Kyoko è una ragazza che per amore di Shotaro, suo amico d’infanzia, ha abbandonato tutto: subito dopo le scuole medie lo ha seguito a Tokyo per assisterlo nel suo sogno di diventare una stella dello spettacolo. Con la sua fama oramai in stabile crescita, tuttavia, Kyoko nota che il distacco è sempre maggiore: nonostante lei abbia rinunciato a qualsiasi studio, abbia due lavori per mantenere un lussuoso appartamento, cucini, lavi, stiri e quant’altro, non riceve mai nulla in cambio.
Continua tuttavia a sopportare il tutto, fino a quando per errore non scopre che Shotaro l’ha sempre usata come sguattera, senza mai essersi interessato a lei!
In preda alla più incontenibile furia, Kyoko giura pertanto vendetta – solo per sentirsi derisa da Sho. Come può una comune ragazzina toccare una star? La sfida è lanciata: “diventa qualcuno nel mondo dello spettacolo, e fammi vedere cosa vali!”

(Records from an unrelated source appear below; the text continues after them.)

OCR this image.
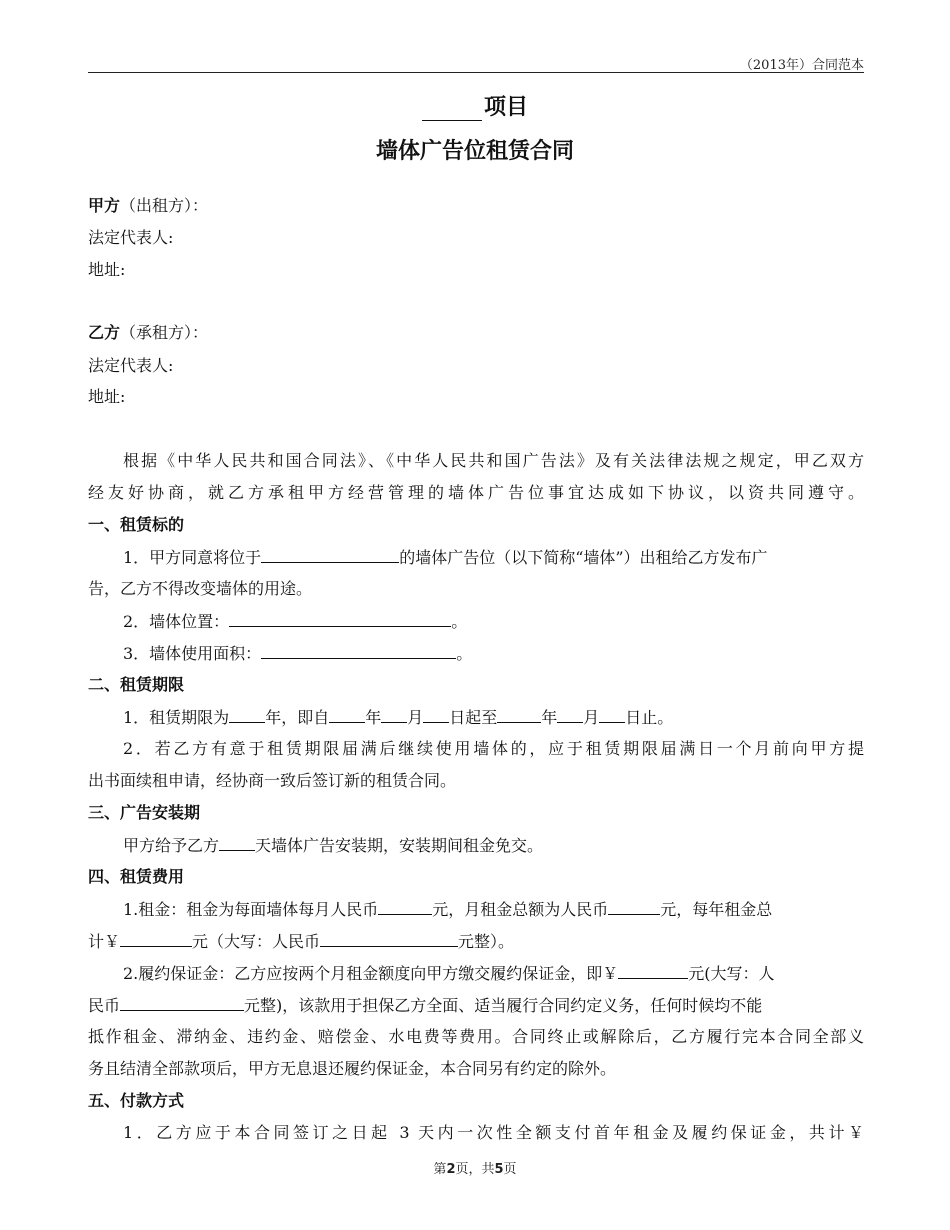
（2013年）合同范本
项目
墙体广告位租赁合同
甲方（出租方）：
法定代表人:
地址:
乙方（承租方）：
法定代表人:
地址:
根据《中华人民共和国合同法》、《中华人民共和国广告法》及有关法律法规之规定，甲乙双方
经友好协商，就乙方承租甲方经营管理的墙体广告位事宜达成如下协议，以资共同遵守。
一、租赁标的
1．甲方同意将位于	的墙体广告位（以下简称“墙体”）出租给乙方发布广
告，乙方不得改变墙体的用途。
2．墙体位置：	。
3．墙体使用面积：	。
二、租赁期限
1．租赁期限为 年，即自 年 月 日起至	年 月 日止。
2．若乙方有意于租赁期限届满后继续使用墙体的，应于租赁期限届满日一个月前向甲方提
出书面续租申请，经协商一致后签订新的租赁合同。
三、广告安装期
甲方给予乙方 天墙体广告安装期，安装期间租金免交。
四、租赁费用
1.租金：租金为每面墙体每月人民币	元，月租金总额为人民币	元，每年租金总
计￥	元（大写：人民币	元整）。
2.履约保证金：乙方应按两个月租金额度向甲方缴交履约保证金，即￥	元(大写：人
民币	元整)，该款用于担保乙方全面、适当履行合同约定义务，任何时候均不能
抵作租金、滞纳金、违约金、赔偿金、水电费等费用。合同终止或解除后，乙方履行完本合同全部义
务且结清全部款项后，甲方无息退还履约保证金，本合同另有约定的除外。
五、付款方式
1．乙方应于本合同签订之日起 3 天内一次性全额支付首年租金及履约保证金，共计￥
第2页，共5页
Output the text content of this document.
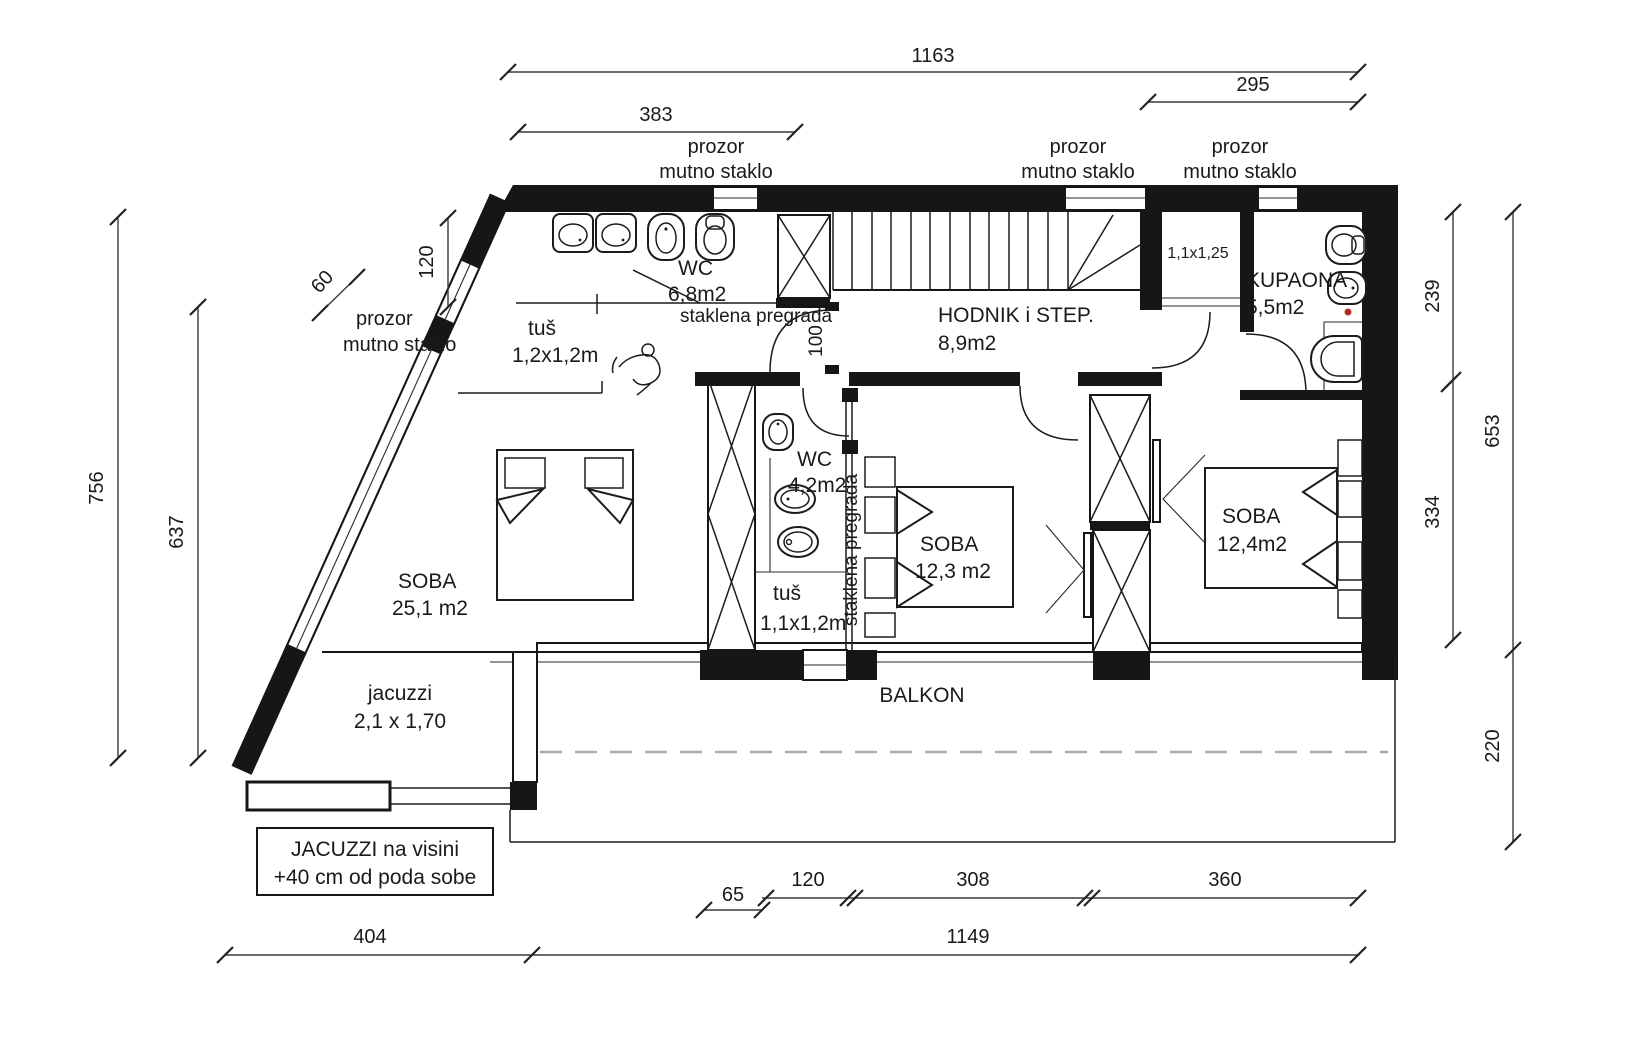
1163
383
295
756
637
120
60
100
239
334
653
220
65
120	308	360
404	1149
prozor
mutno staklo
prozor
mutno staklo
prozor
mutno staklo
prozor
mutno staklo
WC
6,8m2
staklena pregrada
tuš
1,2x1,2m
HODNIK i STEP.
8,9m2
1,1x1,25
KUPAONA
5,5m2
SOBA
25,1 m2
WC
4,2m2
staklena pregrada
tuš
1,1x1,2m
SOBA
12,3 m2
SOBA
12,4m2
jacuzzi
2,1 x 1,70
BALKON
JACUZZI na visini
+40 cm od poda sobe
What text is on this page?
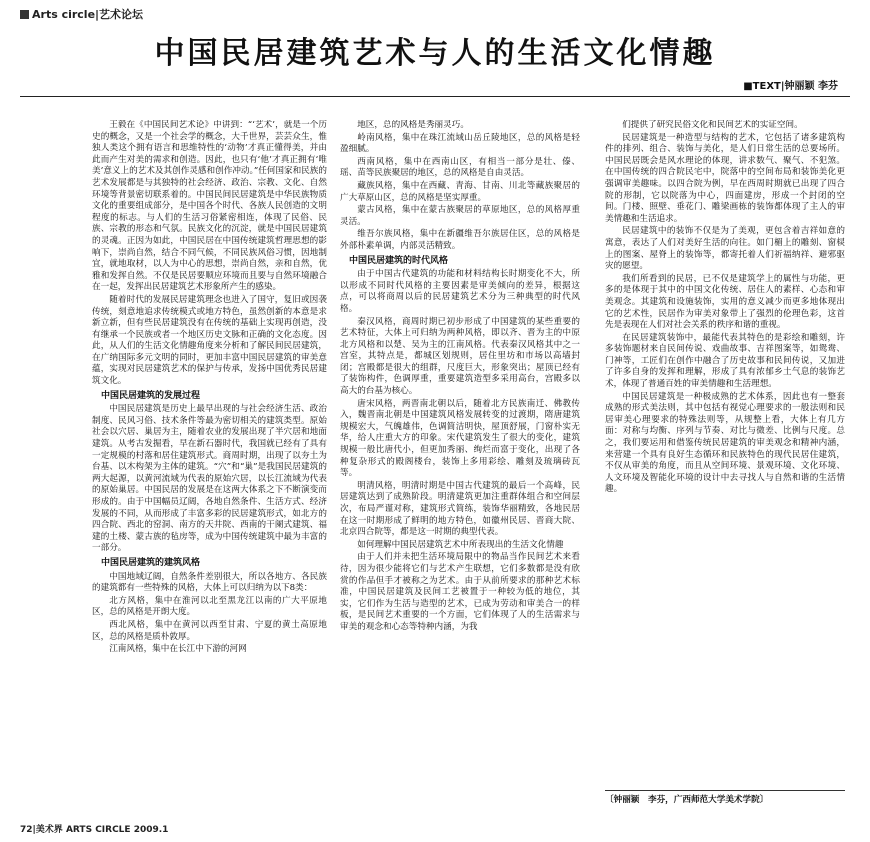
Arts circle|艺术论坛
中国民居建筑艺术与人的生活文化情趣
■TEXT|钟丽颖 李芬

王毅在《中国民间艺术论》中讲到：“‘艺术’，就是一个历史的概念，又是一个社会学的概念，大千世界，芸芸众生，惟独人类这个拥有语言和思维特性的‘动物’才真正懂得美，并由此而产生对美的需求和创造。因此，也只有‘他’才真正拥有‘唯美’意义上的艺术及其创作灵感和创作冲动。”任何国家和民族的艺术发展都是与其独特的社会经济、政治、宗教、文化、自然环境等背景密切联系着的。中国民间民居建筑是中华民族物质文化的重要组成部分，是中国各个时代、各族人民创造的文明程度的标志。与人们的生活习俗紧密相连，体现了民俗、民族、宗教的形态和气氛。民族文化的沉淀，就是中国民居建筑的灵魂。正因为如此，中国民居在中国传统建筑哲理思想的影响下，崇尚自然，结合不同气候，不同民族风俗习惯，因地制宜，就地取材，以人为中心的思想，崇尚自然，亲和自然，优雅和发挥自然。不仅是民居要顺应环境而且要与自然环境融合在一起，发挥出民居建筑艺术形象所产生的感染。

随着时代的发展民居建筑理念也进入了国守，复旧或因袭传统，刻意地追求传统模式或地方特色，虽然创新的本意是求新立新，但有些民居建筑没有在传统的基础上实现再创造，没有继承一个民族或者一个地区历史文脉和正确的文化态度。因此，从人们的生活文化情趣角度来分析和了解民间民居建筑，在广纳国际多元文明的同时，更加丰富中国民居建筑的审美意蕴，实现对民居建筑艺术的保护与传承，发扬中国优秀民居建筑文化。

中国民居建筑的发展过程

中国民居建筑是历史上最早出现的与社会经济生活、政治制度、民风习俗、技术条件等最为密切相关的建筑类型。原始社会以穴居、巢居为主，随着农业的发展出现了半穴居和地面建筑。从考古发掘看，早在新石器时代，我国就已经有了具有一定规模的村落和居住建筑形式。商周时期，出现了以夯土为台基、以木构架为主体的建筑。“穴”和“巢”是我国民居建筑的两大起源，以黄河流域为代表的原始穴居，以长江流域为代表的原始巢居。中国民居的发展是在这两大体系之下不断演变而形成的。由于中国幅员辽阔，各地自然条件、生活方式、经济发展的不同，从而形成了丰富多彩的民居建筑形式，如北方的四合院、西北的窑洞、南方的天井院、西南的干阑式建筑、福建的土楼、蒙古族的毡房等，成为中国传统建筑中最为丰富的一部分。

中国民居建筑的建筑风格

中国地域辽阔，自然条件差别很大，所以各地方、各民族的建筑都有一些特殊的风格，大体上可以归纳为以下8类：

北方风格，集中在淮河以北至黑龙江以南的广大平原地区，总的风格是开朗大度。

西北风格，集中在黄河以西至甘肃、宁夏的黄土高原地区，总的风格是质朴敦厚。

江南风格，集中在长江中下游的河网

地区，总的风格是秀丽灵巧。

岭南风格，集中在珠江流域山岳丘陵地区，总的风格是轻盈细腻。

西南风格，集中在西南山区，有相当一部分是壮、傣、瑶、苗等民族聚居的地区，总的风格是自由灵活。

藏族风格，集中在西藏、青海、甘南、川北等藏族聚居的广大草原山区，总的风格是坚实厚重。

蒙古风格，集中在蒙古族聚居的草原地区，总的风格厚重灵活。

维吾尔族风格，集中在新疆维吾尔族居住区，总的风格是外部朴素单调，内部灵活精致。

中国民居建筑的时代风格

由于中国古代建筑的功能和材料结构长时期变化不大，所以形成不同时代风格的主要因素是审美倾向的差异，根据这点，可以将商周以后的民居建筑艺术分为三种典型的时代风格。

秦汉风格，商周时期已初步形成了中国建筑的某些重要的艺术特征，大体上可归纳为两种风格，即以齐、晋为主的中原北方风格和以楚、吴为主的江南风格。代表秦汉风格其中之一宫室，其特点是，都城区划规则，居住里坊和市场以高墙封闭；宫殿都是很大的组群，尺度巨大，形象突出；屋顶已经有了装饰构件，色调厚重，重要建筑造型多采用高台，宫殿多以高大的台基为核心。

唐宋风格，两晋南北朝以后，随着北方民族南迁、佛教传入，魏晋南北朝是中国建筑风格发展转变的过渡期，隋唐建筑规模宏大，气魄雄伟，色调简洁明快，屋顶舒展，门窗朴实无华，给人庄重大方的印象。宋代建筑发生了很大的变化，建筑规模一般比唐代小，但更加秀丽、绚烂而富于变化，出现了各种复杂形式的殿阁楼台，装饰上多用彩绘、雕刻及琉璃砖瓦等。

明清风格，明清时期是中国古代建筑的最后一个高峰，民居建筑达到了成熟阶段。明清建筑更加注重群体组合和空间层次，布局严谨对称，建筑形式简练，装饰华丽精致，各地民居在这一时期形成了鲜明的地方特色，如徽州民居、晋商大院、北京四合院等，都是这一时期的典型代表。

如何理解中国民居建筑艺术中所表现出的生活文化情趣

由于人们并未把生活环境局限中的物品当作民间艺术来看待，因为很少能将它们与艺术产生联想，它们多数都是没有欣赏的作品但手才被称之为艺术。由于从前所要求的那种艺术标准，中国民居建筑及民间工艺被置于一种较为低的地位，其实，它们作为生活与造型的艺术，已成为劳动和审美合一的样板，是民间艺术重要的一个方面，它们体现了人的生活需求与审美的观念和心态等特种内涵，为我

们提供了研究民俗文化和民间艺术的实证空间。

民居建筑是一种造型与结构的艺术，它包括了诸多建筑构件的排列、组合、装饰与美化，是人们日常生活的总要场所。中国民居既会是风水理论的体现，讲求数气、聚气、不犯煞。在中国传统的四合院民宅中，院落中的空间布局和装饰美化更强调审美趣味。以四合院为例，早在西周时期就已出现了四合院的形制，它以院落为中心，四面建房，形成一个封闭的空间。门楼、照壁、垂花门、雕梁画栋的装饰都体现了主人的审美情趣和生活追求。

民居建筑中的装饰不仅是为了美观，更包含着吉祥如意的寓意，表达了人们对美好生活的向往。如门楣上的雕刻、窗棂上的图案、屋脊上的装饰等，都寄托着人们祈福纳祥、避邪驱灾的愿望。

我们所看到的民居，已不仅是建筑学上的属性与功能，更多的是体现于其中的中国文化传统、居住人的素样、心态和审美观念。其建筑和设施装饰，实用的意义减少而更多地体现出它的艺术性，民居作为审美对象带上了强烈的伦理色彩，这首先是表现在人们对社会关系的秩序和谐的重视。

在民居建筑装饰中，最能代表其特色的是彩绘和雕刻，许多装饰题材来自民间传说、戏曲故事、吉祥图案等，如鸳鸯、门神等，工匠们在创作中融合了历史故事和民间传说，又加进了许多自身的发挥和理解，形成了具有浓郁乡土气息的装饰艺术，体现了普通百姓的审美情趣和生活理想。

中国民居建筑是一种极成熟的艺术体系，因此也有一整套成熟的形式美法则，其中包括有视觉心理要求的一般法则和民居审美心理要求的特殊法则等，从规整上看，大体上有几方面：对称与均衡、序列与节奏、对比与微差、比例与尺度。总之，我们要运用和借鉴传统民居建筑的审美观念和精神内涵，来营建一个具有良好生态循环和民族特色的现代民居住建筑，不仅从审美的角度，而且从空间环境、景观环境、文化环境、人文环境及智能化环境的设计中去寻找人与自然和谐的生活情趣。

〔钟丽颖　李芬，广西师范大学美术学院〕
72|美术界 ARTS CIRCLE 2009.1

Kyoko prende alla lettera le parole del suo oramai giurato nemico, e inizia la sua strada per immettersi nel difficile e finora sconosciuto mondo dello show-biz. Ma ce la farà ad entrare in un’agenzia rinomata? A cosa dovrà sottoporsi per poter primeggiare sulle tante concorrenti? Sho le farà fare tutto quel che vuole?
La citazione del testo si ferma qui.